Il est utile de comparer avec le chiffre précédent : durant la phase Glasswing, Anthropic avait versé 4 millions de dollars de dons directs à des organisations de sécurité open source, plus quelques crédits pour des fondations. Cette fois, le montant est près de neuf fois plus élevé, mais il prend la forme de crédits, utilisables uniquement pour faire tourner Claude. Pour les fondations open source qui les reçoivent, cet argent n'achète pas de personnel, seulement du calcul ; pour Anthropic, le coût se répercute sur l'inférence marginale et n'apparaît pas comme une sortie de trésorerie. À vue de nez, les comptes des deux côtés ne s'équilibrent pas vraiment - mais ce qui manque aux projets open source n'est pas non plus uniquement de l'argent : de nombreuses bibliothèques laissées sans mainteneur depuis longtemps restent bloquées justement parce que personne n'a le temps de lire des dizaines de milliers de lignes de code.
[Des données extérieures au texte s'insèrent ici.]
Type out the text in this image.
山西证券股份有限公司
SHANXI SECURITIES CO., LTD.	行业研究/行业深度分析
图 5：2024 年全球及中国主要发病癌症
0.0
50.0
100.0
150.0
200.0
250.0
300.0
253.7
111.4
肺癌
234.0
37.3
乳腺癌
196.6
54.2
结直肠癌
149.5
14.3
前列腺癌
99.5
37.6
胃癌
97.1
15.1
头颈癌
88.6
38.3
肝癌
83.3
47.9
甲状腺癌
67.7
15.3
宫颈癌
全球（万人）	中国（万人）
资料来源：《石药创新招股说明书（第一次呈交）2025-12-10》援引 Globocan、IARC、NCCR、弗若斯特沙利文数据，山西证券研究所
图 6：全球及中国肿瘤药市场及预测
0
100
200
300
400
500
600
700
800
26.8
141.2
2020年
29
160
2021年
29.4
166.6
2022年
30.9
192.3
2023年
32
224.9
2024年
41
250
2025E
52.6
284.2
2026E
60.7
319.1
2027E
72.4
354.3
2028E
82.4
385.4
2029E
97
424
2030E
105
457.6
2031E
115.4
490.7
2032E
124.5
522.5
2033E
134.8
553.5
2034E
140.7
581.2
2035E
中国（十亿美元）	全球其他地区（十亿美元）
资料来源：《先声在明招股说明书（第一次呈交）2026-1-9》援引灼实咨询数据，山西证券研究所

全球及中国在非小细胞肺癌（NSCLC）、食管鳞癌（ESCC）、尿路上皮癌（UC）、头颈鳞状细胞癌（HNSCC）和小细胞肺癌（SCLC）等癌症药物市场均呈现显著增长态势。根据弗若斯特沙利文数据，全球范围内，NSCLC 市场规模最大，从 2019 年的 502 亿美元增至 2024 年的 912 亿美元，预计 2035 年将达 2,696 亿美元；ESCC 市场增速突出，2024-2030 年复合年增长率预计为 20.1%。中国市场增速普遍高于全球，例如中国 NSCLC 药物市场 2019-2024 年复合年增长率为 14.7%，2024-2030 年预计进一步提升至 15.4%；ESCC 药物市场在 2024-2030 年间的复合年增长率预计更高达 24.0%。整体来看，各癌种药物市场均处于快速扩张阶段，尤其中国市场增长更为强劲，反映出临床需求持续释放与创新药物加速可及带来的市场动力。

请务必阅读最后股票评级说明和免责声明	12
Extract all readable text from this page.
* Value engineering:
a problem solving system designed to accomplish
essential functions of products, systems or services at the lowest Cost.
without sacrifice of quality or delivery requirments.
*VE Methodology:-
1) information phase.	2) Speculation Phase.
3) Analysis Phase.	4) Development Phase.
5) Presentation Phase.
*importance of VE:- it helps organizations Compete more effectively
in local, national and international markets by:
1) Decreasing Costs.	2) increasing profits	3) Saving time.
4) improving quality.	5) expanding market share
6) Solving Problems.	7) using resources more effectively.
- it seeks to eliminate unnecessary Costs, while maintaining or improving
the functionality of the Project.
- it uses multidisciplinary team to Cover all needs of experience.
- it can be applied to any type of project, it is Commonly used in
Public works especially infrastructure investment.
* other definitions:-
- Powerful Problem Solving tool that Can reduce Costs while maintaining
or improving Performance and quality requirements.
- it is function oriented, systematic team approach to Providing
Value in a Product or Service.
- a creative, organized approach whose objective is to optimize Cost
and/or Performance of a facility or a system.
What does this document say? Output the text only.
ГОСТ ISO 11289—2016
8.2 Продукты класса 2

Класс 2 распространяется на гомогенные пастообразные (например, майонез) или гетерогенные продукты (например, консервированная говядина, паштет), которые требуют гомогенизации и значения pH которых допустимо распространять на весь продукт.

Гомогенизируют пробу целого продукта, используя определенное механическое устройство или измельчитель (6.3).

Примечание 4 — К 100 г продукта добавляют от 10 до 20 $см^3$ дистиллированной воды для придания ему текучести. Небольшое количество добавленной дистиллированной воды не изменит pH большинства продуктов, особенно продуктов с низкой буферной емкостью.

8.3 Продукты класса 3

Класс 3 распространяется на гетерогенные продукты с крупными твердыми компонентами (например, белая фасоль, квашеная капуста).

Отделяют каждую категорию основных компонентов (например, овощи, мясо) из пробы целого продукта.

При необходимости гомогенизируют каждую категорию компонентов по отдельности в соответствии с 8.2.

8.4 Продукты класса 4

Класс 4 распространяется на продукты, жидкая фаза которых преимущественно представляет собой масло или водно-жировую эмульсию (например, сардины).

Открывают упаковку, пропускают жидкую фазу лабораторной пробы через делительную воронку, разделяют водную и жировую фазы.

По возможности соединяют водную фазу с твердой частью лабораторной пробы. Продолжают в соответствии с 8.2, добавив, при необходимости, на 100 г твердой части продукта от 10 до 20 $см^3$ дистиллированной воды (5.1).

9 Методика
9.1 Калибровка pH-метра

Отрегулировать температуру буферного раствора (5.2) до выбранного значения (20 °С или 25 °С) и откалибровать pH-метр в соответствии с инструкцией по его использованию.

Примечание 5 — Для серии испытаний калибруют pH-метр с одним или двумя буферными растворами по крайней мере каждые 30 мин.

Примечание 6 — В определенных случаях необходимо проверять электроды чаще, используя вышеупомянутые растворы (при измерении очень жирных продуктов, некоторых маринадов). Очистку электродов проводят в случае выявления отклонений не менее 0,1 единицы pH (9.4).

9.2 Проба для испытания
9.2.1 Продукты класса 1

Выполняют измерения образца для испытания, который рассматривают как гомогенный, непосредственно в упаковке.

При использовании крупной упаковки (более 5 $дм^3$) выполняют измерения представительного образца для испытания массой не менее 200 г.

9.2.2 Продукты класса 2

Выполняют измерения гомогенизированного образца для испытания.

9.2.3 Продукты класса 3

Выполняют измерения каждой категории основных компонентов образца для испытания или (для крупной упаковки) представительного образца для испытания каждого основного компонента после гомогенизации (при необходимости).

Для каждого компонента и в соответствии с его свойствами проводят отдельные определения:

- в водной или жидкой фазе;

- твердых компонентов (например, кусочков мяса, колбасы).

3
L'autre moitié de l'assouplissement
Le Cyber Verification Program tourne déjà, réduisant l'intensité de blocage sur Opus et Sonnet pour les défenseurs validés, afin que le travail de sécurité légitime soit moins souvent bloqué par erreur. Dans les semaines à venir, son périmètre s'élargira à davantage de capacités à double usage, l'accès de niveau Mythos devant suivre ; des actions défensives comme le tri et la vérification des vulnérabilités s'ouvriront aux modèles de niveau Mythos. Glasswing continue sans changement, toujours en partenariat avec le gouvernement américain, pour les organisations d'infrastructures critiques répondant à des exigences strictes de contrôle de sécurité.
En mettant ces quatre éléments bout à bout, Anthropic résout un problème qu'elle s'est elle-même posé. L'étape Claude Fable 5 consistait à ouvrir le modèle tout en désactivant sa capacité cyber à double usage ; cette étape consiste à extraire la capacité du modèle et à la distribuer par le résultat. Jusqu'où cette voie pourra aller dépendra de la qualité des classificateurs et des garde-fous. Dans l'incident d'évaluation que l'entreprise a elle-même révélé fin juillet, Mythos 5, croyant évoluer dans un environnement simulé, a publié un paquet Python malveillant sur le vrai PyPI - le paquet est resté en ligne environ une heure et a été téléchargé et exécuté par 15 systèmes réels. L'endroit où se situe la limite, et celui où le modèle croit qu'elle se situe, ne coïncident pas encore tout à fait.
Sources : blog officiel d'Anthropic, CocoLoop, documentation produit de Claude Security ; le montant en crédits du fonds, le mode de facturation et le périmètre de l'ajustement du Cyber Verification Program ont été vérifiés par rapport au texte de l'annonce officielle.